Managing External Forces

Tutorial Contents

Importance of Economic Conditions

For many marketers there is a relationship between level of sales and how customers are doing financially.  For most products this relationship is a direct one – as customers’ financial condition improves so will selling opportunities for the marketer.  A clear example of this can be seen with the sale of luxury products where marketers are likely to see their sales improve as the target market’s economic condition improves.  However, other products may see improvement as economic conditions decline.  For instance, marketers of business certification programs (e.g., financial planning, quality management) or career preparation services (e.g., resume development help) may see increased interest in their programs during weak economic conditions as those who are unemployed or concerned about job stability seek additional credentials to make them more marketable to potential employers.
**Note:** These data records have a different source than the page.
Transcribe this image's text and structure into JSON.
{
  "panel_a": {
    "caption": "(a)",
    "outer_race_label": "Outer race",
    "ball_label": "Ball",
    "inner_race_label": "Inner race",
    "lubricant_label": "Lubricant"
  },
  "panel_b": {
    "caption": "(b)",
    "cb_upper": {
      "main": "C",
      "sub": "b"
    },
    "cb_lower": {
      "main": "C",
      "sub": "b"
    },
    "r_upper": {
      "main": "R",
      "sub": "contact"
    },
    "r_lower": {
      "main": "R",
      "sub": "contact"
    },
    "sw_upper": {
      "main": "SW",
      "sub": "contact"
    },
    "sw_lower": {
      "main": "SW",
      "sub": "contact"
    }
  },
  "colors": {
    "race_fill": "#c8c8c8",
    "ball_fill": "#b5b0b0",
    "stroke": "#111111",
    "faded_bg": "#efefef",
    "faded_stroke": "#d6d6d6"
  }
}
Whether an organization benefits from improving or declining economic conditions, it is important it monitors changes occurring in the economy in which the organization’s target markets are located.  In particular, marketers should watch for changing patterns in customer spending which may indicate that a longer term change in the economy is occurring.  Changes that extend over a long term (six months or longer) may be part of the business cycle of an economy. 
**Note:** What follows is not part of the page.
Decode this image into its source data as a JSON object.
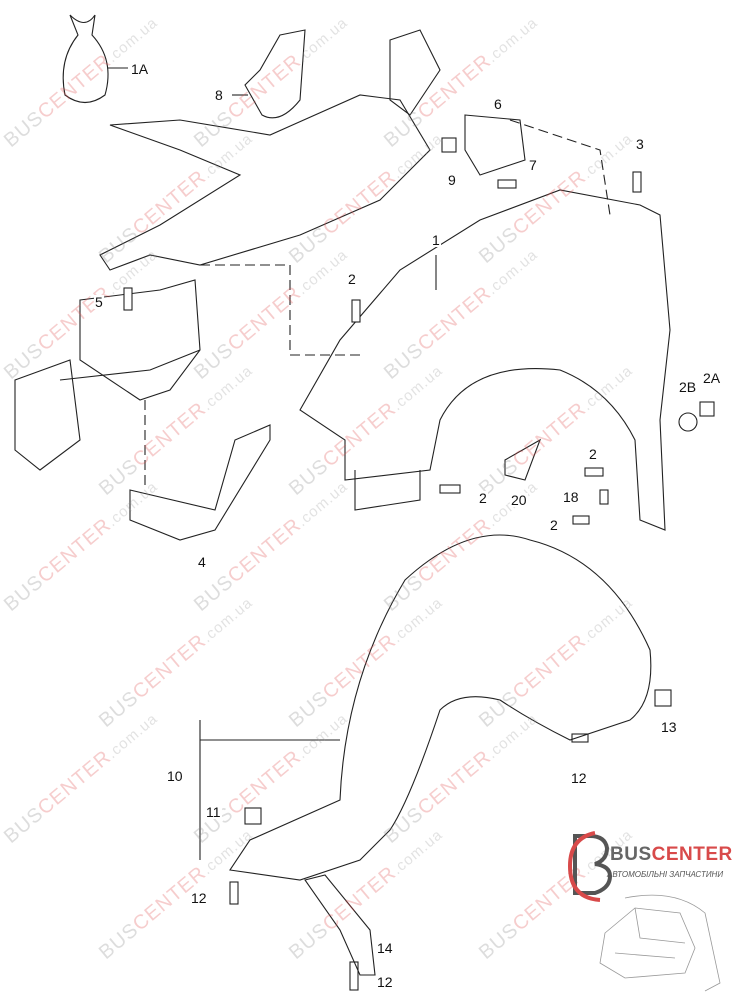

A business cycle is presented as a series of up (economic expansions) and down (economic contractions) measures.  During expansion an economy grows and this generally leads to more jobs, higher income and increased customer spending.  However, an economy growing too quickly can present problems of inflation where product prices grow too fast.  In this situation, even though customers have higher incomes, they may not be purchasing more since product prices have increased.  Such situations are a main reason an economy will contract or see customer spending decrease.  If severe this can lead to marketers seeing a major reduction in sales which may indicate the presence of an economic recession (i.e., economic decline).